Steffen also described a false police report in which Schuh claimed someone had damaged his mother's car. Steffen described how Schuh's story changed over the course of their four-hour interview. Schuh first claimed he and his girlfriend ate dinner at her house then went for ice cream, Steffen said. Later, Schuh claimed others brought alcohol to the house, Steffen said. The girlfriend eventually confessed to having a party at her house while her parents were out of town.

A 26-year-old acquaintance of Schuh's testified on the night of the crash he had twice purchased large quantities of alcohol totaling $95 for Schuh. The man said he warned Schuh not to drive. Police later recovered two garbage bags of beer cans and cups, a liter of vodka two-thirds empty and several cases of beer with unopened cans.

In his testimony, Steffan described Schuh's demeanor during the interview as nonchalant and unemotional. He said that when he informed Schuh the girl he struck had died, the teenager appeared more concerned about the trouble he was in than about the girl's death.

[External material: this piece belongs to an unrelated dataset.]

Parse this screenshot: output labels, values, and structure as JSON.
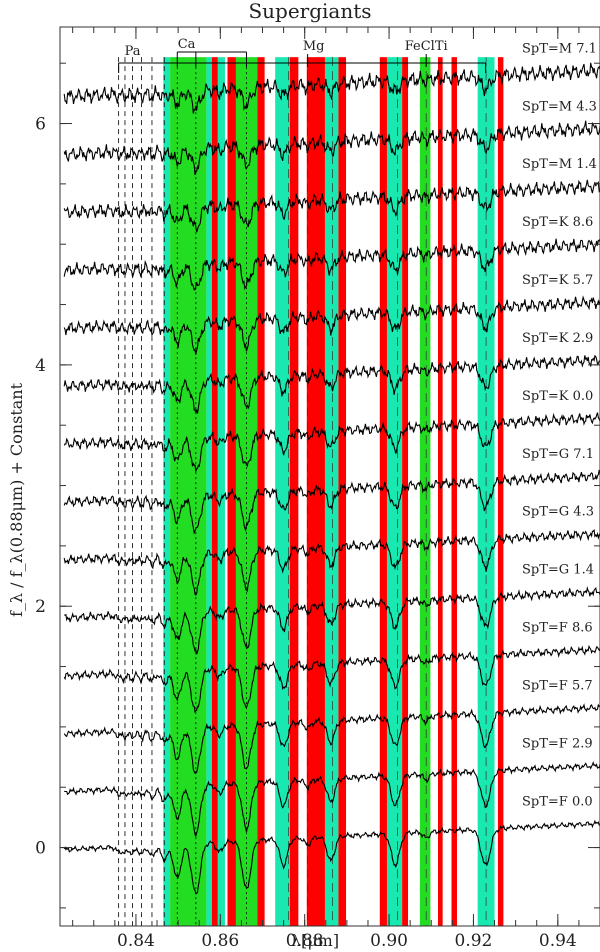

In his summation requesting substantial prison time, Assistant State's Attorney Mike Clarke pointed to Schuh's lies, his demeanor during his videotaped police interview and the bail bond violation. Schuh was arrested by Mount Prospect police on charges of breaking into cars during the early morning hours of May 15, 2009 in defiance of a court order confining him to his home.

"That speaks volumes," said Clarke, who insisted that Schuh was not a typical teenager who made a stupid mistake.

"Mercy to the guilty is cruelty to the innocent," said Clarke, quoting an unnamed source. "I submit that's the case in this case...At some point, enough is enough."

Pointing out Schuh's lack of criminal background, his acceptance of responsibility, his guilty plea - which was against his lawyer's advice and can be used against him in a pending civil case - Sheppard requested the court's compassion and a sentence of probation and boot camp.

In the end, with Schuh facing up to 29 years in prison, Scotillo granted some measure of it.

"What does society deserve?" asked Scotillo, "that the problem of drinking and driving be taken seriously. Until we take it seriously we get exactly what we deserve - tragedies like this."

To that end the sentence must be punitive, serve as a deterrent, protect the public and afford the defendant a chance at rehabilitation, Scotillo said. Eight years monitoring by the court should accomplish that, he said.

"We hoped for better," Kevin's father, Mike Schuh, said of the sentence, "but I think it's fair."